Computational Program for Racial Health Disparities

Studies have shown that race and socioeconomic status are important factors in determining people's overall health. The Computational Program for Racial Health Disparities (CPRHD) focuses on using computational approaches to explore and analyze the data for discerning and predicting socioeconomic and racial factors that affect health disparities.

Table of Contents

Projects under CPRHD

1. West Nile Virus outbreak prediction in Chicago area
This project focuses on understanding the effects of socioeconomic factors on the West Nile Virus outbreak in the Chicago area (Cook and DuPage counties). The project uses mosquito and socioeconomic data to build Machine learning models to predict the Mosquito Infection Rate (MIR).
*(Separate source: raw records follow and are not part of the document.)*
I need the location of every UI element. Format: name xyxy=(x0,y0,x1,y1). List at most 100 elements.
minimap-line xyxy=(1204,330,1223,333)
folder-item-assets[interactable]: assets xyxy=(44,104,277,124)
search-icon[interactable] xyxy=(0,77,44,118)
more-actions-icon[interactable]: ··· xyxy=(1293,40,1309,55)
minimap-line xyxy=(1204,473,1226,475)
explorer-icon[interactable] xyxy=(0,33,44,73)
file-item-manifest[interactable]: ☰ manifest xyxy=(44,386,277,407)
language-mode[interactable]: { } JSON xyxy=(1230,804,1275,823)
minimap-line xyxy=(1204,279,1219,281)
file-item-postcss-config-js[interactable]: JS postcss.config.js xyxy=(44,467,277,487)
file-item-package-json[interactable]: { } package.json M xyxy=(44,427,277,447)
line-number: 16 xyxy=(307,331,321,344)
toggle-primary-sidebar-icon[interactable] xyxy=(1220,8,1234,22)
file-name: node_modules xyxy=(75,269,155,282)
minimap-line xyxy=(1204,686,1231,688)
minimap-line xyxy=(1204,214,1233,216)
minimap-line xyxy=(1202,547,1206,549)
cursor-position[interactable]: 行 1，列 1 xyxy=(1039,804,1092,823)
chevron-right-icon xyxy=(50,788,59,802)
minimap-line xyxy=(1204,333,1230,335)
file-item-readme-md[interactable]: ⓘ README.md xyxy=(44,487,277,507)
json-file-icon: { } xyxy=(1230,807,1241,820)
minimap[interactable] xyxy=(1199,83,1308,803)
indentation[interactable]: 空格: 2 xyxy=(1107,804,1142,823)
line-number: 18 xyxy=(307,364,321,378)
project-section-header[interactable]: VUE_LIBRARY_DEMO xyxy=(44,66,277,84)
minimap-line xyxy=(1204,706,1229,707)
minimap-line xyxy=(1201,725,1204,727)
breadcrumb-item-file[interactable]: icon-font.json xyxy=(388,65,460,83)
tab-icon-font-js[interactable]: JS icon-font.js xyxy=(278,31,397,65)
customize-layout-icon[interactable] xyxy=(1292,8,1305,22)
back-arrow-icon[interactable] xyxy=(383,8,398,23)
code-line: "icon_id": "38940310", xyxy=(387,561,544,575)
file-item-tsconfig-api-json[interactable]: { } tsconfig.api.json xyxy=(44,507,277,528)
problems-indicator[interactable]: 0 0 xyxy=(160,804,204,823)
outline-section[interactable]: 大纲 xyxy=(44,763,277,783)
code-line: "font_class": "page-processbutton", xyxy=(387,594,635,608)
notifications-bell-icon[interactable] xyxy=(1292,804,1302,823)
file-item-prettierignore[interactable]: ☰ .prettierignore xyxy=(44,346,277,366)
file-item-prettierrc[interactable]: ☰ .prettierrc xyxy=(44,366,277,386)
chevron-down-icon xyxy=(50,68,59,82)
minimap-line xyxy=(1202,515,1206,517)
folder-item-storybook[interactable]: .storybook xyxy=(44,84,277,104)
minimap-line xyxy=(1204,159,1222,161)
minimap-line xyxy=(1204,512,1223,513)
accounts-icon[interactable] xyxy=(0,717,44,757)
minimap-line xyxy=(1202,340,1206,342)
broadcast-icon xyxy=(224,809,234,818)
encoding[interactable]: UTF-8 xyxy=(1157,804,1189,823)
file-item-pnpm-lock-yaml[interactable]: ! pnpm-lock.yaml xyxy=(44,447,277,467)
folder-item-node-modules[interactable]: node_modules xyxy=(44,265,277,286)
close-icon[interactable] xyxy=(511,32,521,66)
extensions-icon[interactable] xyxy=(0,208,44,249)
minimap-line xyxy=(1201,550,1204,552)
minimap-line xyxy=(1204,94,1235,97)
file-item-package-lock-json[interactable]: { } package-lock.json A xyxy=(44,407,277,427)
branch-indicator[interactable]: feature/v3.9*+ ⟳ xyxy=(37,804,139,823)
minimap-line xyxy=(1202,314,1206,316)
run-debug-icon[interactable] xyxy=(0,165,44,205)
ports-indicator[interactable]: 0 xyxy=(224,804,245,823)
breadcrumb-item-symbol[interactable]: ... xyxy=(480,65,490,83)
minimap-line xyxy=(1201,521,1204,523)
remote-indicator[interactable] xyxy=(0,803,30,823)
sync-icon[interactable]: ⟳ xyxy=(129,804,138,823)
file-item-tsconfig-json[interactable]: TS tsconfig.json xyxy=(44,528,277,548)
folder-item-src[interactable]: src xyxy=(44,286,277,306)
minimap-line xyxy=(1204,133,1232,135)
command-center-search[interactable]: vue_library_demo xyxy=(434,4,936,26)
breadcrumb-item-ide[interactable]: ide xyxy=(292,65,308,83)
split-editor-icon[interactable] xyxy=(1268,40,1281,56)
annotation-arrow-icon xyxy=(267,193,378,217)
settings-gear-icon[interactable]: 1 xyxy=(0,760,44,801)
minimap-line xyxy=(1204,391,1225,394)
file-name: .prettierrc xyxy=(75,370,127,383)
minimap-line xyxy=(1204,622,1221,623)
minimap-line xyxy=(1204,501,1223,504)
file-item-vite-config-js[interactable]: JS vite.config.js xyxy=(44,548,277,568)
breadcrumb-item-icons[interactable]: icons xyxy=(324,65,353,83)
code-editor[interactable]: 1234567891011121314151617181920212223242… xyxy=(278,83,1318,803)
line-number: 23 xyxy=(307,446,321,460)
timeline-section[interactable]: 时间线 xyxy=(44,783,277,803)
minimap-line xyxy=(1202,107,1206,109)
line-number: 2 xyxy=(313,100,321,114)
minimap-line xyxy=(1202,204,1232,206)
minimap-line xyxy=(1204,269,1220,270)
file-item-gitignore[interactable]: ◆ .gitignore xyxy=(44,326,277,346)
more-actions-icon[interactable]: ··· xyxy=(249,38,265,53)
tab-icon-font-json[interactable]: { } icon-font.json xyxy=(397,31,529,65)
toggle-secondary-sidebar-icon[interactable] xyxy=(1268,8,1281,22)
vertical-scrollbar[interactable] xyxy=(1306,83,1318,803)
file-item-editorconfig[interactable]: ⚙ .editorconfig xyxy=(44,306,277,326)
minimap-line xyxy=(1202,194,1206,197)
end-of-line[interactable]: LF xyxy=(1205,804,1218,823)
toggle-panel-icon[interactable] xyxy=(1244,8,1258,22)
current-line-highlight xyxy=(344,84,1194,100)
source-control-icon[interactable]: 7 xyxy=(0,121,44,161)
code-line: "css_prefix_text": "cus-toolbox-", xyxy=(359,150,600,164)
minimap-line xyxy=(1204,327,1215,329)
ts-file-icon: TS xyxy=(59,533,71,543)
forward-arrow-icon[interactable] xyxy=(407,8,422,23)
2. Storm Water Management Model to evaluate Green Infrastructure's affect on WNV

This project uses stormwater modeling to predict green infrastructure and its effects on the population of disease carrying mosquitoes. The primary goals of the project are

To develop Python functions for running SWMM simulations and extracting data
To develop a Python function to create input files for simulation

3. Modeling West Nile Virus Neuroinvasive incidence rate in Urban counties
This goal of this project is build Machine Learning models to predict West Nile Virus Neuroinvasive incidence rate using physical and socioeconomic factors that affect the spread of the virus.
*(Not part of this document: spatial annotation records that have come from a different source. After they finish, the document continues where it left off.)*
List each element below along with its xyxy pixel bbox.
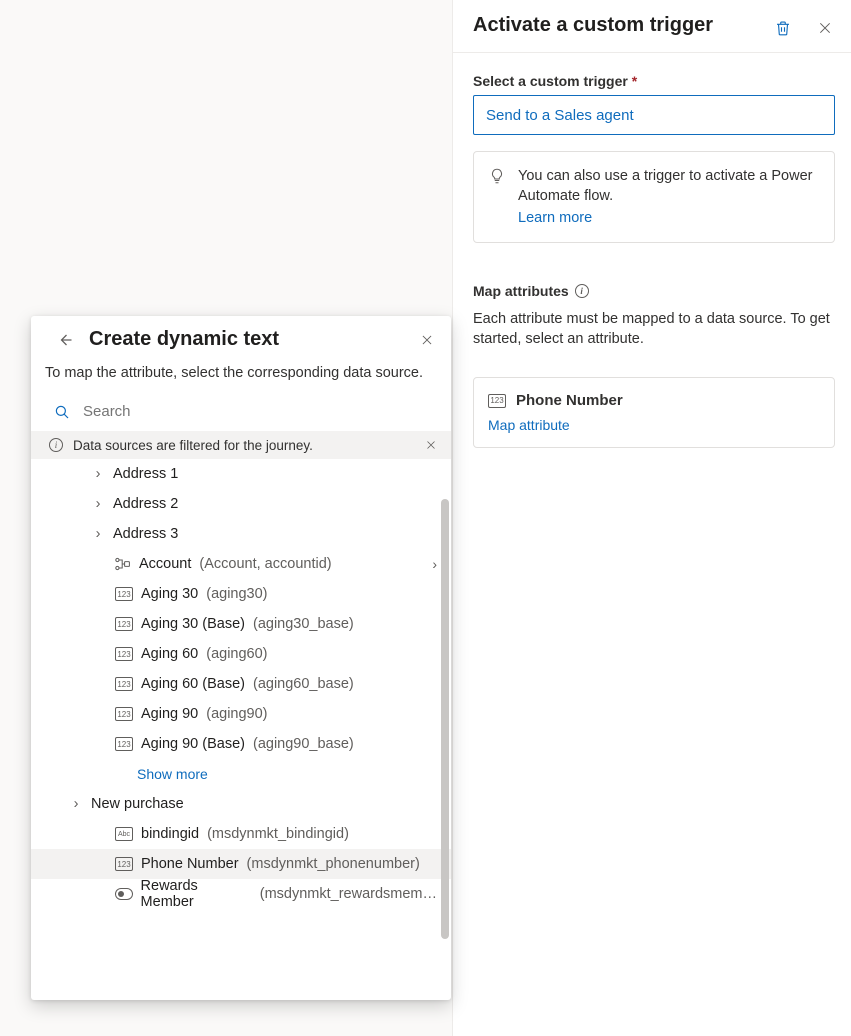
tree-item-aging60[interactable]: 123 Aging 60 (aging60) [31, 639, 451, 669]
filter-message: Data sources are filtered for the journe… [73, 438, 313, 453]
tip-callout: You can also use a trigger to activate a… [473, 151, 835, 243]
relation-icon [115, 557, 131, 571]
tree-item-phone-number[interactable]: 123 Phone Number (msdynmkt_phonenumber) [31, 849, 451, 879]
tree-item-aging90[interactable]: 123 Aging 90 (aging90) [31, 699, 451, 729]
dropdown-value: Send to a Sales agent [486, 107, 634, 124]
tree-group-address2[interactable]: › Address 2 [31, 489, 451, 519]
search-icon [53, 403, 71, 421]
learn-more-link[interactable]: Learn more [518, 208, 592, 228]
number-type-icon: 123 [115, 707, 133, 721]
text-type-icon: Abc [115, 827, 133, 841]
map-attribute-link[interactable]: Map attribute [488, 417, 570, 433]
tree-item-aging60base[interactable]: 123 Aging 60 (Base) (aging60_base) [31, 669, 451, 699]
tip-text: You can also use a trigger to activate a… [518, 168, 812, 204]
attribute-card: 123 Phone Number Map attribute [473, 377, 835, 448]
number-type-icon: 123 [115, 587, 133, 601]
tree-group-address1[interactable]: › Address 1 [31, 459, 451, 489]
filter-bar: i Data sources are filtered for the jour… [31, 431, 451, 459]
number-type-icon: 123 [115, 677, 133, 691]
scrollbar[interactable] [441, 499, 449, 939]
chevron-right-icon: › [91, 526, 105, 542]
chevron-right-icon: › [91, 466, 105, 482]
tree-group-new-purchase[interactable]: › New purchase [31, 789, 451, 819]
tree-item-rewards-member[interactable]: Rewards Member (msdynmkt_rewardsmem… [31, 879, 451, 909]
lightbulb-icon [488, 167, 506, 185]
number-type-icon: 123 [115, 857, 133, 871]
number-type-icon: 123 [488, 394, 506, 408]
tree-item-bindingid[interactable]: Abc bindingid (msdynmkt_bindingid) [31, 819, 451, 849]
boolean-type-icon [115, 888, 133, 900]
tree-item-account[interactable]: Account (Account, accountid) › [31, 549, 451, 579]
data-source-tree: › Address 1 › Address 2 › Address 3 Acco… [31, 459, 451, 1000]
tree-item-aging90base[interactable]: 123 Aging 90 (Base) (aging90_base) [31, 729, 451, 759]
number-type-icon: 123 [115, 647, 133, 661]
tree-item-aging30base[interactable]: 123 Aging 30 (Base) (aging30_base) [31, 609, 451, 639]
number-type-icon: 123 [115, 617, 133, 631]
popover-header: Create dynamic text [31, 316, 451, 357]
select-trigger-label: Select a custom trigger * [473, 73, 835, 89]
info-icon[interactable]: i [575, 284, 589, 298]
custom-trigger-dropdown[interactable]: Send to a Sales agent [473, 95, 835, 135]
map-attributes-desc: Each attribute must be mapped to a data … [473, 309, 835, 349]
close-icon[interactable] [815, 18, 835, 38]
close-icon[interactable] [423, 437, 439, 453]
map-attributes-heading: Map attributes i [473, 283, 835, 299]
dynamic-text-popover: Create dynamic text To map the attribute… [31, 316, 451, 1000]
popover-description: To map the attribute, select the corresp… [31, 357, 451, 398]
attribute-name: Phone Number [516, 392, 623, 409]
close-icon[interactable] [417, 330, 437, 350]
chevron-right-icon: › [69, 796, 83, 812]
search-input[interactable] [81, 402, 429, 421]
delete-icon[interactable] [773, 18, 793, 38]
tree-group-address3[interactable]: › Address 3 [31, 519, 451, 549]
panel-header: Activate a custom trigger [453, 0, 851, 53]
popover-title: Create dynamic text [89, 328, 403, 351]
back-icon[interactable] [53, 329, 75, 351]
info-icon: i [49, 438, 63, 452]
search-field[interactable] [31, 398, 451, 431]
chevron-right-icon: › [432, 556, 437, 572]
tree-item-aging30[interactable]: 123 Aging 30 (aging30) [31, 579, 451, 609]
panel-title: Activate a custom trigger [473, 12, 773, 38]
show-more-link[interactable]: Show more [31, 759, 451, 789]
chevron-right-icon: › [91, 496, 105, 512]
activate-trigger-panel: Activate a custom trigger Select a custo… [452, 0, 851, 1036]
number-type-icon: 123 [115, 737, 133, 751]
4. Design and development of standardized R package for time-series data

This project is focused on building a standard pipeline for researchers to handle time-series data. The main goals of the project are

Quality Control
Data Visualization
Feature Extraction
Clustering

5. Generic data cleaning pipeline

Public health issues are not easy to deal with as it requires gathering of large meaningful datasets and cannot be directly used the way it was obtained because of privacy issues. Data collection is planned to be done by providing easy access to common population to provide information about their health using mobile phones. A user enters the details on a mobile application and this data will be stored in a cloud-based backend.

To tackle the problem of analyzing heterogeneous datasets, a statistical pipeline is built to harmonize data across various cohorts. The code analyses data and applies statistical data standardization techniques like re-normalization, covariates identification and dimensionality reduction. The use of Geospatial feature further helps in analyzing the data obtained.
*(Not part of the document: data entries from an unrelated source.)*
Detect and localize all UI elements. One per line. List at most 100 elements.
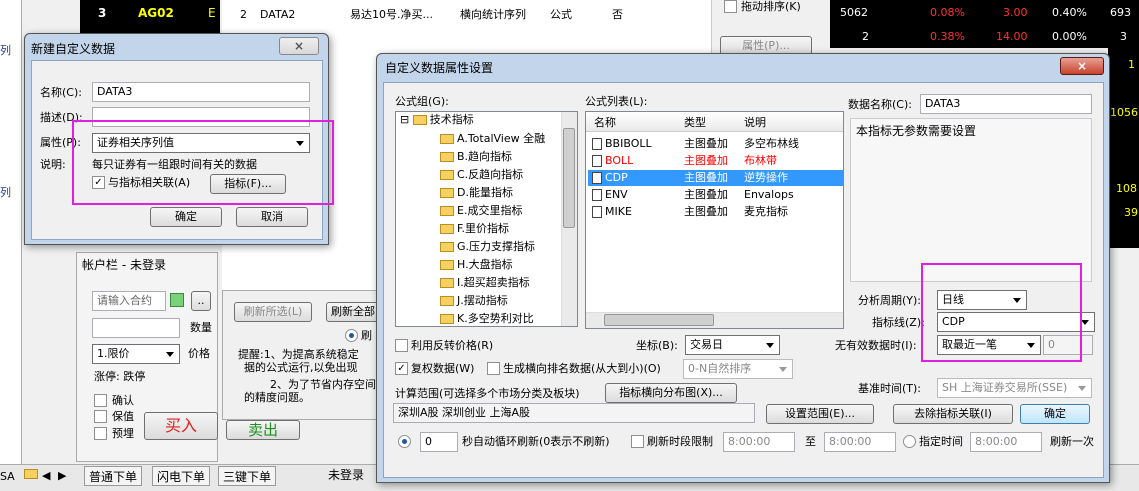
quote-pct2-2: 0.00% bbox=[1052, 30, 1087, 43]
formula-list-hthumb[interactable] bbox=[604, 314, 714, 326]
col-type[interactable]: 类型 bbox=[684, 116, 706, 130]
new-cancel-button[interactable]: 取消 bbox=[236, 207, 308, 227]
tree-group-item[interactable]: J.摆动指标 bbox=[440, 292, 508, 310]
preset-checkbox[interactable] bbox=[94, 427, 107, 440]
confirm-checkbox[interactable] bbox=[94, 394, 107, 407]
contract-input[interactable]: 请输入合约 bbox=[92, 291, 166, 311]
drag-sort-checkbox[interactable] bbox=[724, 0, 737, 13]
tree-root[interactable]: ⊟ 技术指标 bbox=[400, 111, 474, 129]
distribution-button[interactable]: 指标横向分布图(X)... bbox=[605, 383, 737, 403]
tree-group-item[interactable]: H.大盘指标 bbox=[440, 256, 513, 274]
folder-icon[interactable] bbox=[24, 469, 38, 479]
tree-group-label: K.多空势利对比 bbox=[457, 312, 534, 325]
tree-group-item[interactable]: K.多空势利对比 bbox=[440, 310, 534, 328]
dataname-field[interactable]: DATA3 bbox=[920, 94, 1092, 114]
table-row-name[interactable]: DATA2 bbox=[260, 8, 295, 22]
hedge-label: 保值 bbox=[112, 410, 134, 423]
restore-checkbox[interactable]: ✓ bbox=[395, 362, 408, 375]
coord-select[interactable]: 交易日 bbox=[685, 335, 780, 355]
name-field[interactable]: DATA3 bbox=[92, 82, 310, 102]
refresh-once-label[interactable]: 刷新一次 bbox=[1050, 435, 1094, 449]
tree-group-item[interactable]: A.TotalView 全融 bbox=[440, 130, 545, 148]
scroll-left-icon[interactable]: ◀ bbox=[42, 469, 50, 483]
quote-pct-1: 0.08% bbox=[930, 6, 965, 19]
tree-group-item[interactable]: E.成交里指标 bbox=[440, 202, 522, 220]
edge-value-3: 108 bbox=[1116, 182, 1137, 195]
chevron-down-icon bbox=[1081, 320, 1089, 325]
auto-refresh-radio[interactable] bbox=[398, 435, 411, 448]
rank-checkbox[interactable] bbox=[487, 362, 500, 375]
scroll-right-icon[interactable]: ▶ bbox=[58, 469, 66, 483]
tree-group-item[interactable]: C.反趋向指标 bbox=[440, 166, 523, 184]
fixed-time-field[interactable]: 8:00:00 bbox=[970, 432, 1042, 452]
refresh-selected-button[interactable]: 刷新所选(L) bbox=[234, 302, 312, 322]
fixed-time-radio[interactable] bbox=[903, 435, 916, 448]
chevron-down-icon bbox=[1078, 386, 1086, 391]
formula-desc: Envalops bbox=[744, 188, 794, 201]
formula-row[interactable]: BOLL 主图叠加 布林带 bbox=[588, 153, 844, 169]
refresh-seconds-field[interactable]: 0 bbox=[420, 432, 458, 452]
new-data-dialog-title: 新建自定义数据 bbox=[31, 42, 116, 56]
quote-row-num: 3 bbox=[98, 6, 107, 20]
tree-group-label: B.趋向指标 bbox=[457, 150, 513, 163]
formula-row[interactable]: CDP 主图叠加 逆势操作 bbox=[588, 170, 844, 186]
close-icon[interactable]: × bbox=[279, 37, 319, 55]
hedge-checkbox[interactable] bbox=[94, 410, 107, 423]
bottom-tab-sa[interactable]: SA bbox=[0, 470, 15, 484]
tree-group-item[interactable]: D.能量指标 bbox=[440, 184, 513, 202]
remove-link-button[interactable]: 去除指标关联(I) bbox=[893, 404, 1013, 424]
formula-file-icon bbox=[592, 138, 602, 150]
formula-row[interactable]: BBIBOLL 主图叠加 多空布林线 bbox=[588, 136, 844, 152]
quote-vol-2: 2 bbox=[862, 30, 869, 43]
folder-icon bbox=[440, 134, 454, 144]
prop-ok-button[interactable]: 确定 bbox=[1020, 404, 1090, 424]
time-start-field[interactable]: 8:00:00 bbox=[723, 432, 795, 452]
tab-normal-order[interactable]: 普通下单 bbox=[84, 466, 143, 486]
time-end-field[interactable]: 8:00:00 bbox=[824, 432, 896, 452]
tree-group-label: E.成交里指标 bbox=[457, 204, 523, 217]
tree-group-item[interactable]: F.里价指标 bbox=[440, 220, 509, 238]
limit-label: 涨停: 跌停 bbox=[94, 370, 146, 383]
quote-vol-1: 5062 bbox=[840, 6, 868, 19]
limit-checkbox[interactable] bbox=[631, 435, 644, 448]
time-to-label: 至 bbox=[805, 435, 816, 448]
basetime-select[interactable]: SH 上海证券交易所(SSE) bbox=[937, 378, 1092, 398]
buy-button[interactable]: 买入 bbox=[144, 412, 218, 440]
qty-input[interactable] bbox=[92, 318, 180, 338]
rank-select[interactable]: 0-N自然排序 bbox=[683, 359, 793, 379]
sidebar-label-2[interactable]: 列 bbox=[0, 186, 11, 200]
quote-code[interactable]: AG02 bbox=[138, 6, 174, 20]
group-tree-thumb[interactable] bbox=[563, 128, 575, 228]
refresh-all-button[interactable]: 刷新全部 bbox=[326, 302, 380, 322]
quote-last-2: 3 bbox=[1120, 30, 1127, 43]
formula-desc: 多空布林线 bbox=[744, 137, 799, 150]
refresh-radio[interactable] bbox=[345, 329, 358, 342]
formula-row[interactable]: ENV 主图叠加 Envalops bbox=[588, 187, 844, 203]
more-button[interactable]: .. bbox=[191, 291, 211, 311]
formula-file-icon bbox=[592, 206, 602, 218]
sell-button[interactable]: 卖出 bbox=[226, 420, 300, 440]
bottom-tab-unlogged[interactable]: 未登录 bbox=[328, 468, 364, 482]
new-ok-button[interactable]: 确定 bbox=[150, 207, 222, 227]
chevron-down-icon bbox=[779, 367, 787, 372]
sidebar-label-1[interactable]: 列 bbox=[0, 44, 11, 58]
order-type-value: 1.限价 bbox=[97, 347, 130, 360]
col-desc[interactable]: 说明 bbox=[744, 116, 766, 130]
set-range-button[interactable]: 设置范围(E)... bbox=[766, 404, 874, 424]
quote-pct-2: 0.38% bbox=[930, 30, 965, 43]
tab-three-key-order[interactable]: 三键下单 bbox=[218, 466, 277, 486]
close-icon[interactable]: × bbox=[1060, 57, 1104, 75]
col-name[interactable]: 名称 bbox=[594, 116, 616, 130]
tree-group-item[interactable]: I.超买超卖指标 bbox=[440, 274, 530, 292]
table-row-flag: 否 bbox=[612, 8, 623, 21]
tree-group-item[interactable]: B.趋向指标 bbox=[440, 148, 512, 166]
reverse-price-checkbox[interactable] bbox=[395, 339, 408, 352]
formula-row[interactable]: MIKE 主图叠加 麦克指标 bbox=[588, 204, 844, 220]
lock-icon[interactable] bbox=[170, 293, 184, 307]
tree-group-label: C.反趋向指标 bbox=[457, 168, 524, 181]
order-type-select[interactable]: 1.限价 bbox=[92, 344, 180, 364]
basetime-select-value: SH 上海证券交易所(SSE) bbox=[942, 381, 1068, 394]
range-field[interactable]: 深圳A股 深圳创业 上海A股 bbox=[393, 403, 755, 423]
tree-group-item[interactable]: G.压力支撑指标 bbox=[440, 238, 535, 256]
tab-flash-order[interactable]: 闪电下单 bbox=[152, 466, 211, 486]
The correlation between variables is calculated and, since the multicollinearity is high in the dataset, PCA is performed. The multidimensional dataset is then analyzed to cross-correlate the blood metabolite measurements in racially diverse women to find factors that contribute to breast cancer risk disparities. This will help in clinical translation by targeting novel biomarkers and pathways and facilitate developing biosensor-based companion diagnostic tools for early detection and individualized treatment.

This project also aims to

Code an R package to implement data harmonization pipeline in a flexible and adaptive manner.
Scale, automate, and containerize the package to deploy on cloud.
Publish the package on CRAN and make it open-source.